Captain Obvious is in it for the long haul

Wait’ll they learn how much insulin diabetics are taking: “Opioid prescriptions significantly higher for patients with lifelong disabilities, study finds”.

Double Duty™

Cancer drug vs Covid

Covid treatments are still somewhat limited, so the hunt goes on for what might work. New on that list: sabizabulin, the cancer drug, which reduced the risk of death by Covid by 55 percent. Caveat: The study was small and it was done by the drug maker. Said one expert, “Overall, I think this is very exciting, although I would welcome larger and independent confirmatory studies.”

ADHD drugs vs dementia

Some mental-health drugs — specifically noradrenergics — seem to improve the effects of Alzheimer’s disease. Norepinephrine-using neurons are part of the very kinds of process disrupted by Alzheimer’s: “including attention, learning, memory, readiness for action, and suppression of inappropriate behaviours.”

This is a preliminary, “Hey, this might work” study, so more research on specific subgroups will be needed.

Too much of a good thing

We keep learning how important vitamin D is: fighting “all-cause mortality,” protecting us from the worst of Covid, even affecting mood. But keep in mind that there is a limit, as one gentleman in Britain discovered when listening to the wrong nutritionist.

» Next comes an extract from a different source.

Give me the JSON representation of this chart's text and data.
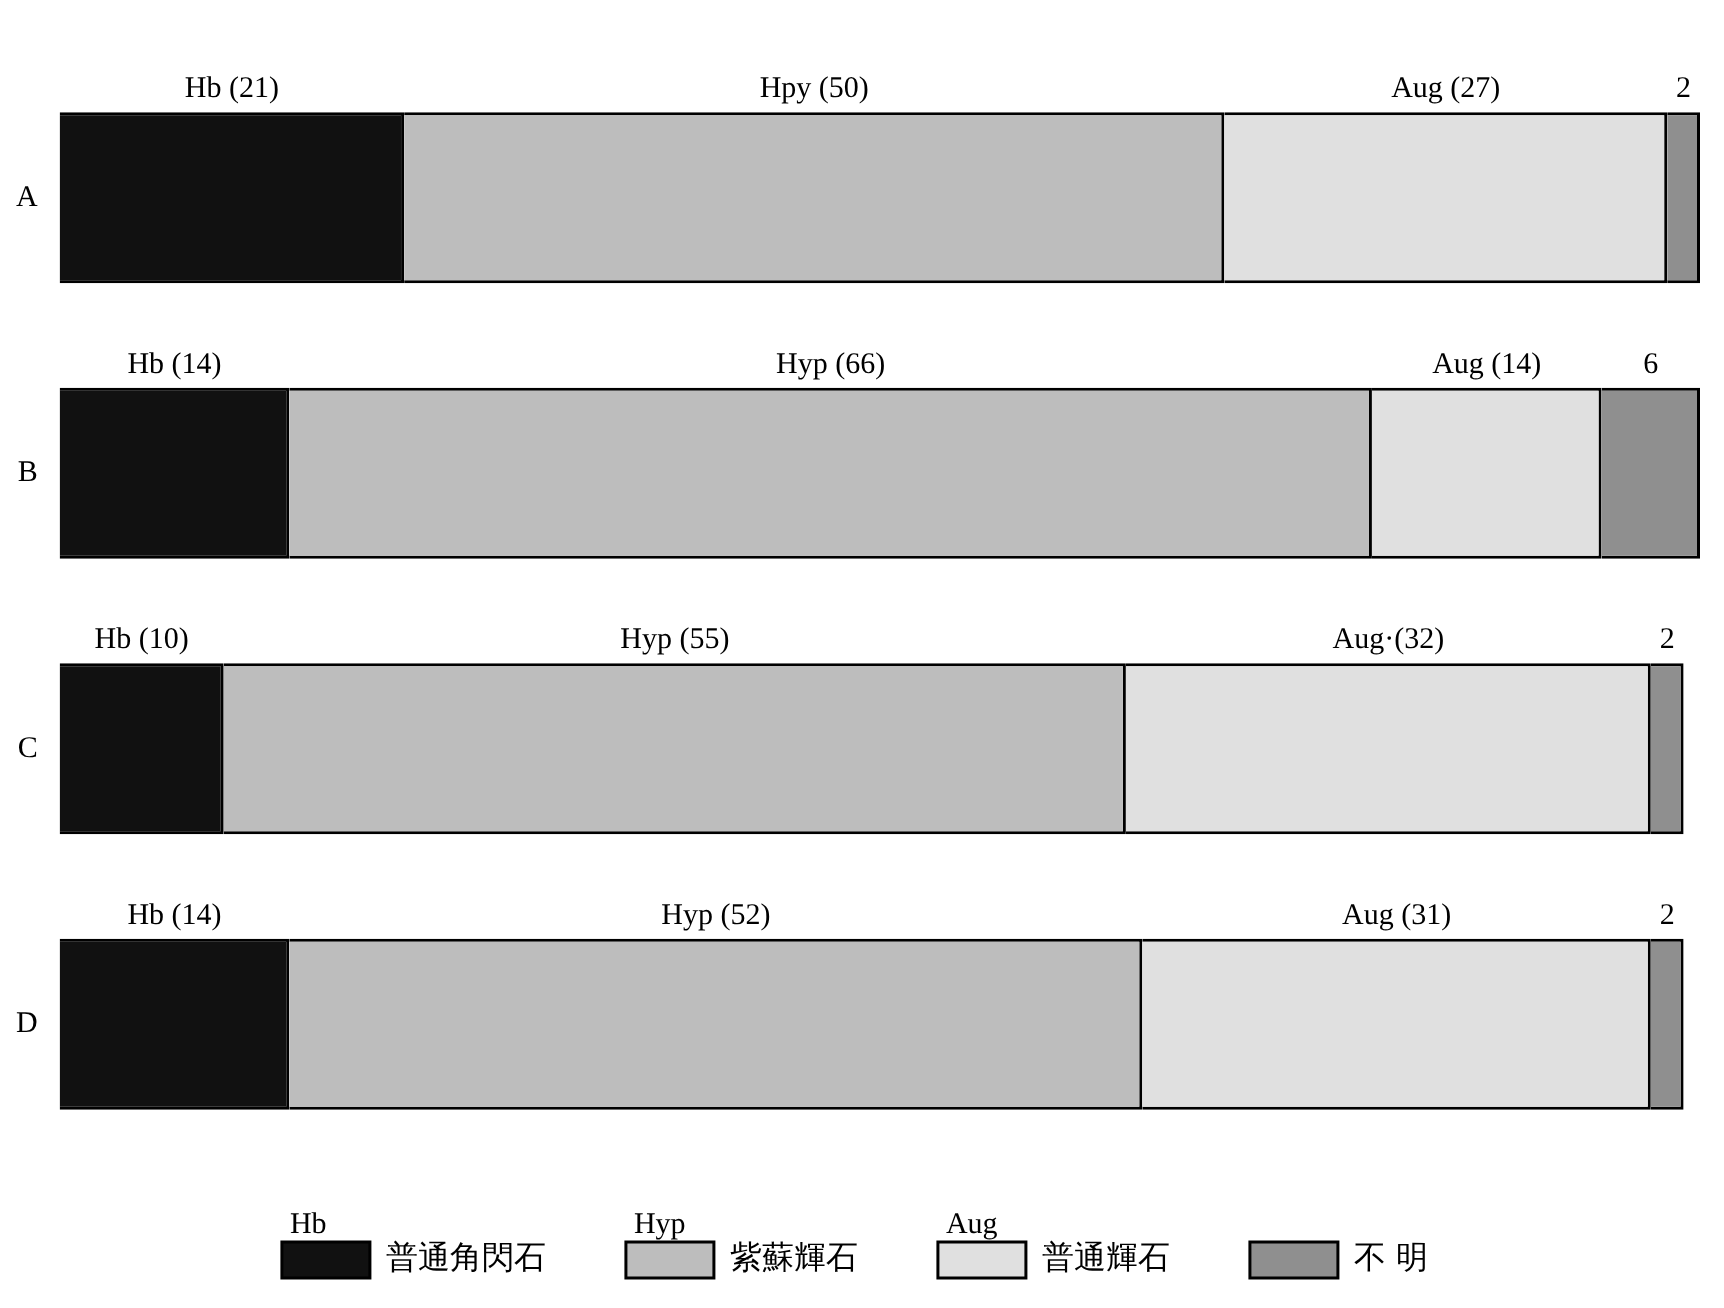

The man was taking high doses of more than 20 over the counter supplements, which included 50,000 micrograms of vitamin D; the recommended daily dosage is 600 micrograms. His regimen also included higher than recommended doses of vitamin B6, Omega 3 and vitamin B9.

A month after starting, he began getting sick, but continued to take the supplements.

Doctors said the man’s symptoms — vomiting, nausea, abdominal pain, leg cramps, ringing in the ear and diarrhea — lasted three months.

He was in hospital for eight days, “during which time he was given intravenous fluids to flush out his system and treated with bisphosphonates.”